Les autorités colombiennes ont elles aussi, à plusieurs reprises, omis d’adopter des mesures efficaces pour faire face aux forces paramilitaires, responsables de la majorité des homicides commis hors combat. Les groupes paramilitaires continuent de pouvoir mener leur offensive militaire, caractérisée par les violations généralisées des droits humains, principalement parce qu’ils bénéficient encore du soutien et de l’assentiment des forces de sécurité et qu’ils conduisent souvent des opérations en collaboration avec celles-ci. L’utilisation des forces paramilitaires est inhérente à la stratégie anti-insurrectionnelle de l’armée. Les gouvernements colombiens successifs ont cru, et croient encore, que les liens entre les forces de sécurité et les paramilitaires ne sont que des cas isolés. Pourtant, des indices irréfutables prouvent l’existence d’une coordination à haut niveau entre ces deux entités. C’est pourquoi le nouveau gouvernement doit s’engager à ouvrir des enquêtes approfondies et impartiales sur les liens entre les groupes paramilitaires et les forces de sécurité ; il doit veiller à ce que les membres de ces dernières qui sont chargés d’entraîner ou de soutenir les organisations paramilitaires, ou de collaborer avec elles, soient tenus de rendre compte de leurs activités ; et il doit prendre immédiatement des mesures afin que les organisations paramilitaires soient démantelées et ceux de leurs membres qui sont présumés responsables d’atteintes aux droits fondamentaux soient déférés à la justice.

Les mesures prises par votre prédécesseur pour protéger le travail inestimable des défenseurs des droits humains n’ont en rien réduit les menaces pesant sur ceux d’entre eux qui s’exposent en première ligne. La communauté internationale a reconnu le rôle crucial, pour la promotion et la défense des droits humains, de ces militants qui veillent à mettre en lumière les graves violations des droits humains commises par l’État contre ses citoyens, et qui mettent tout en œuvre pour que les responsables rendent compte de leurs actes. L’ONU et l’Organisation des États américains ont reconnu qu’il s’agit là d’un travail d’une importance capitale, à plus forte raison en période de conflit. Afin que les défenseurs des droits humains en Colombie puissent continuer à travailler sans craintes de représailles, Amnesty International exhorte votre gouvernement à entamer d’ores et déjà un dialogue au plus haut niveau avec eux en vue d’analyser les mesures actuellement en vigueur pour les protéger, de renforcer le programme de protection géré par le ministère de l’Intérieur, et d’appliquer les recommandations de la représentante spéciale du secrétaire général des Nations unies pour la question des défenseurs des droits de l’homme.

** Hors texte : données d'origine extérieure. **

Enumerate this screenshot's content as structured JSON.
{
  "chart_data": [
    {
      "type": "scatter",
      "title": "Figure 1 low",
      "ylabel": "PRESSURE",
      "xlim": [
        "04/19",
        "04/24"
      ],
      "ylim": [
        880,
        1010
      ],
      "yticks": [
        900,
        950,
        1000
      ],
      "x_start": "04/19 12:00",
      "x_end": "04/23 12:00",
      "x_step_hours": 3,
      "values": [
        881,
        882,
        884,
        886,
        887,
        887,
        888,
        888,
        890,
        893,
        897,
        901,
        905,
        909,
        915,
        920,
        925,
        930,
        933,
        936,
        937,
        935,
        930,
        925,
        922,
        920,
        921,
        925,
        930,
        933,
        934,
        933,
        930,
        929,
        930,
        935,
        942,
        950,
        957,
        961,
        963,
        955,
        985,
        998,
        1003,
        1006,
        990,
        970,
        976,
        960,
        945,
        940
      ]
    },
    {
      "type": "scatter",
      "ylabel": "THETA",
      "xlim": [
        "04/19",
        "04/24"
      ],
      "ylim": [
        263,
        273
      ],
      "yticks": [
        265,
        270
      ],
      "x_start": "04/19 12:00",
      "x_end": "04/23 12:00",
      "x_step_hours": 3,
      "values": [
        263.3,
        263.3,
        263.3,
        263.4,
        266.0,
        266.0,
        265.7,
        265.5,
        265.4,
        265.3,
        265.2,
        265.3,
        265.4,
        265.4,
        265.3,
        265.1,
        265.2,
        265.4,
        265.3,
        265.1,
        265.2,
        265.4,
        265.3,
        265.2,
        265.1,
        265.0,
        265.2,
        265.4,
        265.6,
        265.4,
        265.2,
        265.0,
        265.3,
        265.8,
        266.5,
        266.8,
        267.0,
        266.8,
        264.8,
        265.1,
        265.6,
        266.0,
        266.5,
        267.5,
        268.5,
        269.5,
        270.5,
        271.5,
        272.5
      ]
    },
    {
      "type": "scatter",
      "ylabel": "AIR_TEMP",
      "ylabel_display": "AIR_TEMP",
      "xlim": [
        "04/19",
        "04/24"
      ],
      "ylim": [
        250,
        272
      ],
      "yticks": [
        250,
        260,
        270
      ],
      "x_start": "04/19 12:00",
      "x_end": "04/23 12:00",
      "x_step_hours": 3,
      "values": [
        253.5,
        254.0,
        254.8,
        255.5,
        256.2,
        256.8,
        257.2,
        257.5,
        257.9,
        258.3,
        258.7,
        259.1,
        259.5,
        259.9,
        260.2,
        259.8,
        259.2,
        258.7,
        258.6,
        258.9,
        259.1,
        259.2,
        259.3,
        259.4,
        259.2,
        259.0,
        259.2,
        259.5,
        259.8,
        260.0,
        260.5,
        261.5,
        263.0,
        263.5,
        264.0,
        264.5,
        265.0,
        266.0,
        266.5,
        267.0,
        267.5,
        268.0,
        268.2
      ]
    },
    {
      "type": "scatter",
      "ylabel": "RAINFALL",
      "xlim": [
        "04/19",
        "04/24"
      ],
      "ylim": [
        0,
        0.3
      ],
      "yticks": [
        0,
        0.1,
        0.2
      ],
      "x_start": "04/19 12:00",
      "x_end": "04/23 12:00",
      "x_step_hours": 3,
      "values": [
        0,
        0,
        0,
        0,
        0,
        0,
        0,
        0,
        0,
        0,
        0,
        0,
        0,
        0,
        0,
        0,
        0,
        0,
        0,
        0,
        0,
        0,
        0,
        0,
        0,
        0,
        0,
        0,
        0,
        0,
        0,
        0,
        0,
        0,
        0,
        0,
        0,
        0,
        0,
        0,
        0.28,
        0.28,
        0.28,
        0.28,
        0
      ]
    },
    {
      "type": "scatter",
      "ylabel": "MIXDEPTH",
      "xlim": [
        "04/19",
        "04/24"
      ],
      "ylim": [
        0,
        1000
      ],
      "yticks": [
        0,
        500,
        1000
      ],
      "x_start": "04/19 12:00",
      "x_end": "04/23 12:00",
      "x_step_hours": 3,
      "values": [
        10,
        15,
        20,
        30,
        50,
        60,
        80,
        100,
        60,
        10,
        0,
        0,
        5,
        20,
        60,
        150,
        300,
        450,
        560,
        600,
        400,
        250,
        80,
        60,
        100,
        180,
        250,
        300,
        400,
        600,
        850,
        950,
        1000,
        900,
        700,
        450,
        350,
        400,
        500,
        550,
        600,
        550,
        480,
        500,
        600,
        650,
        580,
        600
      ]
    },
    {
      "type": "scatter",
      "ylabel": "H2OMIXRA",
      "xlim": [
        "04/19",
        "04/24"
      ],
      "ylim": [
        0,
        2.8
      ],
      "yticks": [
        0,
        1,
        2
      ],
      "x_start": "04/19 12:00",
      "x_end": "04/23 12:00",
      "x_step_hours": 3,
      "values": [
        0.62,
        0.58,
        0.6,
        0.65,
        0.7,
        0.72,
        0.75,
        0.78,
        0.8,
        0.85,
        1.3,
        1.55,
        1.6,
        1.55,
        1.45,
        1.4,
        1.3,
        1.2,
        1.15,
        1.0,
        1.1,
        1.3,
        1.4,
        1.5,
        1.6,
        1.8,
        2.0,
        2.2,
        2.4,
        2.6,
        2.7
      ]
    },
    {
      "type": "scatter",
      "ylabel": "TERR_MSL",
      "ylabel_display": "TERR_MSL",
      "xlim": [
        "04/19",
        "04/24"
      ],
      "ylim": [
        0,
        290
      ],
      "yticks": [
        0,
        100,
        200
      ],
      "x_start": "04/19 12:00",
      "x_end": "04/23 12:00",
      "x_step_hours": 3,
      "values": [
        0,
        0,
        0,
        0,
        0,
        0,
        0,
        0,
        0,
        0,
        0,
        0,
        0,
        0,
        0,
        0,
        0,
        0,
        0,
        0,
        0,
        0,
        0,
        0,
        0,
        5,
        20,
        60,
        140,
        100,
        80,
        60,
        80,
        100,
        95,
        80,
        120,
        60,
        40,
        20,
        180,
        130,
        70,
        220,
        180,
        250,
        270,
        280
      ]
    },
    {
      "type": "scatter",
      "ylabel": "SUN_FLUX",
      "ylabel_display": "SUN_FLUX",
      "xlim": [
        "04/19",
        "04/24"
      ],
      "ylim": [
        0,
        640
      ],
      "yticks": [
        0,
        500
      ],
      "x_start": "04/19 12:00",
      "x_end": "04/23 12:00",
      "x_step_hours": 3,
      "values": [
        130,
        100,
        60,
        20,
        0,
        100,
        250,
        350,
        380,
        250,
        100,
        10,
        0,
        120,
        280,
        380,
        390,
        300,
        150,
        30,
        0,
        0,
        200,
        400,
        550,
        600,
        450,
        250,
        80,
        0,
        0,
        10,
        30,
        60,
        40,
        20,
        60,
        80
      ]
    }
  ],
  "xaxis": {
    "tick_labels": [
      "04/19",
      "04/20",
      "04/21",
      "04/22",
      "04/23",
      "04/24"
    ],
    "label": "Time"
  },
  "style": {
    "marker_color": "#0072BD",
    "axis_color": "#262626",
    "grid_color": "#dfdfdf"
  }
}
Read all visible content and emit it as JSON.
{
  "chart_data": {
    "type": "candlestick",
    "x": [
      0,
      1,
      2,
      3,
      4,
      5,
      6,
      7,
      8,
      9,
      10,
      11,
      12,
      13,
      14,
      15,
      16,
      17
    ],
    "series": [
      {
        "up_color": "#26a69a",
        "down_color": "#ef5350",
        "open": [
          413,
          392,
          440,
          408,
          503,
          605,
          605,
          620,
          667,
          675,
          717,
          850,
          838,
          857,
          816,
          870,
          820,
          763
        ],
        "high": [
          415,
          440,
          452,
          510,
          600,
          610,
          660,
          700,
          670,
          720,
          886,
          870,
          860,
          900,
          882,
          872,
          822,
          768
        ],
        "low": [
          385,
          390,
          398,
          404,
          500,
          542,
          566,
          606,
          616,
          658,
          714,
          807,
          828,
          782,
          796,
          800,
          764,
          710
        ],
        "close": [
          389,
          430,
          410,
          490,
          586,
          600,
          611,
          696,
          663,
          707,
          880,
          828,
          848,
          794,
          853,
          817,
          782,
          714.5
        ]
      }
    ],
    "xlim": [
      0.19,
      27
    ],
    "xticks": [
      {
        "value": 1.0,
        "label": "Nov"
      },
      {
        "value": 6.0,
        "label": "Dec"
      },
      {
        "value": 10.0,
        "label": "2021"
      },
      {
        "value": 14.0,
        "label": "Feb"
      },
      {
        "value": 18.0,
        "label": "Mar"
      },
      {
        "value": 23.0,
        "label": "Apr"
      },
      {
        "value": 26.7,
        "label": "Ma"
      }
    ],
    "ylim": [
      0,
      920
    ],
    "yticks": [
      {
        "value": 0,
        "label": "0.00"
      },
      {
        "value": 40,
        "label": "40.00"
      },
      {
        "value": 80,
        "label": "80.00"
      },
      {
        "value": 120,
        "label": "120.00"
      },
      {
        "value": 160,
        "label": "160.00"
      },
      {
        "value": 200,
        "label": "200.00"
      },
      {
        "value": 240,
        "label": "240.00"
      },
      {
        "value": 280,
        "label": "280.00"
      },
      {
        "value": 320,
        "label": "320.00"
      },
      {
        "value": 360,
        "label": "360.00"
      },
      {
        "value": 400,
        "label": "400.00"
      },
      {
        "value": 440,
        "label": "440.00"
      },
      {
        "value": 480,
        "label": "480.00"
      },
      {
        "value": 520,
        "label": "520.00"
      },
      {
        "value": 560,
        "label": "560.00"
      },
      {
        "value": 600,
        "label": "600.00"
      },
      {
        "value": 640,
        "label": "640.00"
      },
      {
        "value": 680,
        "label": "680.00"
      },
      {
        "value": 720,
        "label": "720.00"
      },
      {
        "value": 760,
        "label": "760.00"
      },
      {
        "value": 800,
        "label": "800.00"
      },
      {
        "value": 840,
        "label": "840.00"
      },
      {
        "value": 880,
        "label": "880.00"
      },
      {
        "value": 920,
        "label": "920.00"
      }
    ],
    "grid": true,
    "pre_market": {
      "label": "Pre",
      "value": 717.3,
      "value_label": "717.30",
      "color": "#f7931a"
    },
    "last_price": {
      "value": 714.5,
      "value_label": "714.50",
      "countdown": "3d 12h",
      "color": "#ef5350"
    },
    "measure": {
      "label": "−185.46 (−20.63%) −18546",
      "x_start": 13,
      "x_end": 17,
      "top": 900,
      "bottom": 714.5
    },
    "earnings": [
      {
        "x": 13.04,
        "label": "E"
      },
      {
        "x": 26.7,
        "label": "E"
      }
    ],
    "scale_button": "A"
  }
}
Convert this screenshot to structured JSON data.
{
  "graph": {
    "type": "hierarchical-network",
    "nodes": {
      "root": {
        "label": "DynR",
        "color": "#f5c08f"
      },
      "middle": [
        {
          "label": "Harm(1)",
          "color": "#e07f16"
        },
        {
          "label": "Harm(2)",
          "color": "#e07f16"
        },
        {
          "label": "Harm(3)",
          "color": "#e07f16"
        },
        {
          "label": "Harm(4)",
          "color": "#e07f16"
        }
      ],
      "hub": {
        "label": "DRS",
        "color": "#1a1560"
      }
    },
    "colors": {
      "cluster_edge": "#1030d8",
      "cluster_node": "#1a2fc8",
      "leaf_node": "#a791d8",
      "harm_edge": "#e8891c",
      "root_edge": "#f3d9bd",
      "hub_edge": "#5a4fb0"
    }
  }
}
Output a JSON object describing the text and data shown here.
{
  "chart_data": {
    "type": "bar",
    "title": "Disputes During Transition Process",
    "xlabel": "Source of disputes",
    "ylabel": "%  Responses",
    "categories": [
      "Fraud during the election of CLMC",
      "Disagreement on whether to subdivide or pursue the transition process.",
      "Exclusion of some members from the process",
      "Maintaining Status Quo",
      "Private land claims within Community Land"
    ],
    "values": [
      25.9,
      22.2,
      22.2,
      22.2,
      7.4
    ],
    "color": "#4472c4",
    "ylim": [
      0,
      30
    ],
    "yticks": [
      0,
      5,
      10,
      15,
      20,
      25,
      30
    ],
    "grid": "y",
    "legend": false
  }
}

Amnesty International souhaite également exprimer sa préoccupation devant les signes avant-coureurs d’une réforme, par votre gouvernement, de certaines garanties importantes des droits humains inscrites dans la Constitution de 1991. La communauté internationale, notamment les organisations de défense des droits humains, ont salué à l’époque l’introduction de garanties solides, relatives aux droits fondamentaux, dans la Carta Magna (Grande Charte) de Colombie, dont la Commission interaméricaine des droits de l’homme avait dit qu’elle était l’une des plus évoluées de toute l’Amérique latine. De telles dispositions, ainsi que l’autonomie des institutions de l’État qui ont joué un rôle fondamental pour la garantie des droits humains, doivent être protégées et renforcées si l’on veut résoudre la crise actuelle.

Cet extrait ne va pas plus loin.